Objective:To assess the feasibility of using the posterosuperior tetralogy (PS-Tetra) score for predicting the prognosis of repair of posterosuperior massive rotator cuff tears.Methods:Data were retrospectively reviewed for patients who underwent repair of posterosuperior massive rotator cuff tears from February 2016 to June 2020. A total of 95 (male 48, female 47) shoulders with an average age of 58.52±8.33 years (range, 27-76 years) were included. The American Shoulder and Elbow Surgeons (ASES) scores and shoulder range of motions (ROM) were used to evaluate shoulder function. MRI was used to assess preoperative fatty infiltration (FI), atrophy, modified Patte's classification, PS-Tetra score and postoperative tendon integrity. The shoulder function was compared between groups of different PS-Tetra scores. The binary logistic regression was used to determine the risk factors of irreparability and retear.Results:83 cases of repair of posterosuperior massive rotator cuff tears were finally included. Complete repairs were performed in 83 cases, and partial repairs were performed in 12 cases.

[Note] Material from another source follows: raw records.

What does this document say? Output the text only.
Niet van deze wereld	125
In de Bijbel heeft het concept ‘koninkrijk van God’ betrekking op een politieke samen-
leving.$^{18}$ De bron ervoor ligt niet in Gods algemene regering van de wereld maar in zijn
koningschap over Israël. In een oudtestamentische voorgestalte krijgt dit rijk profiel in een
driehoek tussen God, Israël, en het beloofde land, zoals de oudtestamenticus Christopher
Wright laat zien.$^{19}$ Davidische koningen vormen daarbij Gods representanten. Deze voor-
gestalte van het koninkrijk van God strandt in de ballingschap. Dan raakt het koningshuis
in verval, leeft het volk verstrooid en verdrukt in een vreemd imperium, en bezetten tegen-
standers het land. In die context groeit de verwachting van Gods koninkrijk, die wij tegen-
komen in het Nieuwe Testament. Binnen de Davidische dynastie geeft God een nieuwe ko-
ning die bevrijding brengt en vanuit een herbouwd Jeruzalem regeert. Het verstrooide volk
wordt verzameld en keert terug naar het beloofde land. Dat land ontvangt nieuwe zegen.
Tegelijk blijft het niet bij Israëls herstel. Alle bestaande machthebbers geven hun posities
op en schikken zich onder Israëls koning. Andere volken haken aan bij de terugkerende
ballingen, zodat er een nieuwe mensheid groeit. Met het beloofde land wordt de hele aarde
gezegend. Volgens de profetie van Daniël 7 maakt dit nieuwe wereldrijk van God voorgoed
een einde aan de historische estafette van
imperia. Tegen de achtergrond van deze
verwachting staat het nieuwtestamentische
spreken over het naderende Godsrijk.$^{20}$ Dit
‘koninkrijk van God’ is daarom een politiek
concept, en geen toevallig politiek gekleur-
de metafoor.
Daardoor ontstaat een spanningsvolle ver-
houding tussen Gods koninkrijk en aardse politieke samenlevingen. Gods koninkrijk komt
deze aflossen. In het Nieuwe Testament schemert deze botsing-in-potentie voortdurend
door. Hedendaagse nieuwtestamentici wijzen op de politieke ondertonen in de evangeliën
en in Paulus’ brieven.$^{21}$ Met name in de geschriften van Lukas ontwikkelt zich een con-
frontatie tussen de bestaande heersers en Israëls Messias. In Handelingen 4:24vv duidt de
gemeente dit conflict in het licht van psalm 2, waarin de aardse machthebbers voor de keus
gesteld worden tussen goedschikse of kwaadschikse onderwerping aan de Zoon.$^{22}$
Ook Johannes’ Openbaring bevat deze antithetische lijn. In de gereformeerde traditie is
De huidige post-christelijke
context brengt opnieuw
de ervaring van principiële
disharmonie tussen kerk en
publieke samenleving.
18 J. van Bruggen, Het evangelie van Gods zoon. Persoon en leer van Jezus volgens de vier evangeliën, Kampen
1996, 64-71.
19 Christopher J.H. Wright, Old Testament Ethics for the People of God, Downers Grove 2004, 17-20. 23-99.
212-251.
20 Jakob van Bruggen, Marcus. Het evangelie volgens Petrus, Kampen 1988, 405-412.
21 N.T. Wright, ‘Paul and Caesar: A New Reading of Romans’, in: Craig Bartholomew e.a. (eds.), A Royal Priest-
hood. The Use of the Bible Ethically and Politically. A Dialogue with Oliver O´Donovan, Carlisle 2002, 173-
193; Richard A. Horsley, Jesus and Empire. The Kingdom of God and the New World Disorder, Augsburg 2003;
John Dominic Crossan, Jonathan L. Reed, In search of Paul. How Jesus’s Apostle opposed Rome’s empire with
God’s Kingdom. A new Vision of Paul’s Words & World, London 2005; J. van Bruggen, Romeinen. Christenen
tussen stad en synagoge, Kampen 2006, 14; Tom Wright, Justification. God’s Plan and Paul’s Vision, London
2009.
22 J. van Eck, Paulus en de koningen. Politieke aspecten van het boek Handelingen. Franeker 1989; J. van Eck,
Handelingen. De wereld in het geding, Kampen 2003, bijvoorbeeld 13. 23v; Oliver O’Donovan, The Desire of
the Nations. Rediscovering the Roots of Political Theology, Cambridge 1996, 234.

Retear was observed in 17 (20%) cases. The ASES scores (postoperative 58.52±8.33 vs. preoperative 47.30±17.40, t=-19.642, P<0.001), ROM of forward flexion (postoperative 157.60°±13.85° vs. preoperative 116.88°±50.89°, t=-7.272, P<0.001), external rotation (postoperative 45.26°±14.69° vs. preoperative 37.34°±18.65°, t=-4.043, P<0.001) and internal rotation [postoperative L 1 (T 7-buttock) vs. preoperative L 2 (T 7-buttock), Z=-2.737, P=0.006] were significantly improved postoperatively in the group with PS-Tetra score between 0 and 2. In the group with PS-Tetra score of 3 and 4, the ASES scores (postoperative 69.17±15.91 vs. preoperative 46.85±20.73, t=-11.167, P=0.001) were significantly improved postoperatively, while the ROMs were not. Modified Patte stageⅢ[ OR=26.827, 95% CI (2.089, 344.500), P=0.012] was the risk factor of irreparability. Dominant side involvement [ OR=9.407, 95% CI (1.044, 84.784), P=0.046) and PS-Tetra score of 3 and 4 [ OR=5.037, 95% CI (1.028, 26.623), P=0.046] were risk factors of retear. Conclusions:For repair of posterosuperior massive rotator cuff tears, preoperative PS-Tetra score of 3 and 4 was the risk factors of poor postoperative shoulder functions and retear.